D’après ce rapport, l’argument avancé est que, même si aucune phrase à caractère politique n’était prononcée au cours de l’événement, le simple fait de tenir la cérémonie à la mémoire du rav pourrait être perçu comme de la propagande pour le Shas, en raison de l’identification historique et publique très étroite entre le rav et le parti.

Cet argument juridique n’est pas sans précédent : par le passé, la commission centrale des élections a déjà examiné des événements organisés en période électorale et étudié la possibilité qu’un événement présenté comme une commémoration ou un hommage ne se transforme dans les faits en tribune politique.
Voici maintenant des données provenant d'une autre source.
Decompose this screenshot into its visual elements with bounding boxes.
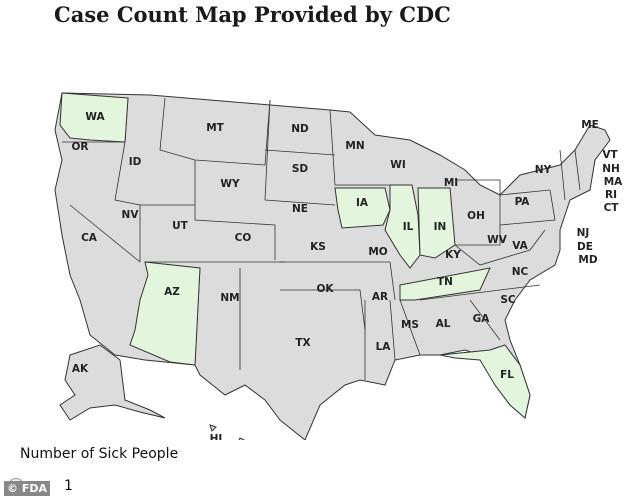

Une décision datant de l’année 5783 avait notamment fixé des critères concernant le moment de l’événement, son caractère récurrent ou non, son ampleur, l’identité des participants et le contenu des interventions.

Cependant, la décision actuelle suscite de vives critiques de la part du ministère des Services religieux.

Le directeur général du ministère a soutenu que l’annulation de l’événement était contraire à la loi et a soulevé une question de principe : si la seule identification d’une figure publique à un parti politique transforme une cérémonie commémorative en propagande électorale, pourquoi ne pas appliquer ce même principe aux commémorations d’autres dirigeants politiques ?

Dans ce contexte, il a pointé du doigt la commémoration nationale de Yits’hak Rabin, historiquement identifié au Parti travailliste et au camp de la gauche, affirmant que si l’on annule la commémoration du rav Ovadia pour des motifs de propagande, il faut évaluer celle de Rabin selon les mêmes critères.

Au sein du groupe parlementaire Shas, on a également réagi vivement à ces informations en attaquant la conseillère juridique du gouvernement : « La demande insolente et révoltante de la conseillère juridique destituée d’annuler le rassemblement de prière et de mémoire pour notre maître le rav Ovadia Yossef est une atteinte grave à sa mémoire et à un immense public en Israël qui marche à la lumière de son héritage », a déclaré le parti.

Le Shas a ajouté qu’il s’agissait d’un « foulage aux pieds flagrant de la loi », puisque la Knesset a voté une loi rendant obligatoire la tenue de ce rassemblement (une loi visant à perpétuer la mémoire du rav Ovadia Yossef a en effet été promulguée à la Knesset).

Le groupe a annoncé qu’il n’accepterait pas cette décision sans combattre : « Nous ne laisserons pas la conseillère juridique, qui sert la gauche, porter atteinte à la mémoire de notre maître, et nous agirons par tous les moyens juridiques pour faire annuler cette décision. »

Le débat devrait désormais se déplacer sur le terrain judiciaire, avec au centre la question de savoir si un événement commémoratif prévu par la loi peut être empêché uniquement en raison de la crainte qu’il ne procure un avantage politique au parti identifié à la figure commémorée.

À l’inverse, la jurisprudence montre qu’en période électorale, les événements publics sont également évalués en fonction de leur contexte, de leur date, de l’identité des participants et de la possibilité qu’ils servent dans les faits de tribune politique.

Il reste maintenant à voir si la décision sera maintenue ou annulée à la suite de la bataille juridique annoncée par le Shas. L’affaire est déjà devenue un point de friction majeur entre le système judiciaire et le parti orthodoxe sefarade, et pourrait déclencher un débat plus large sur les limites de la commémoration nationale en période électorale.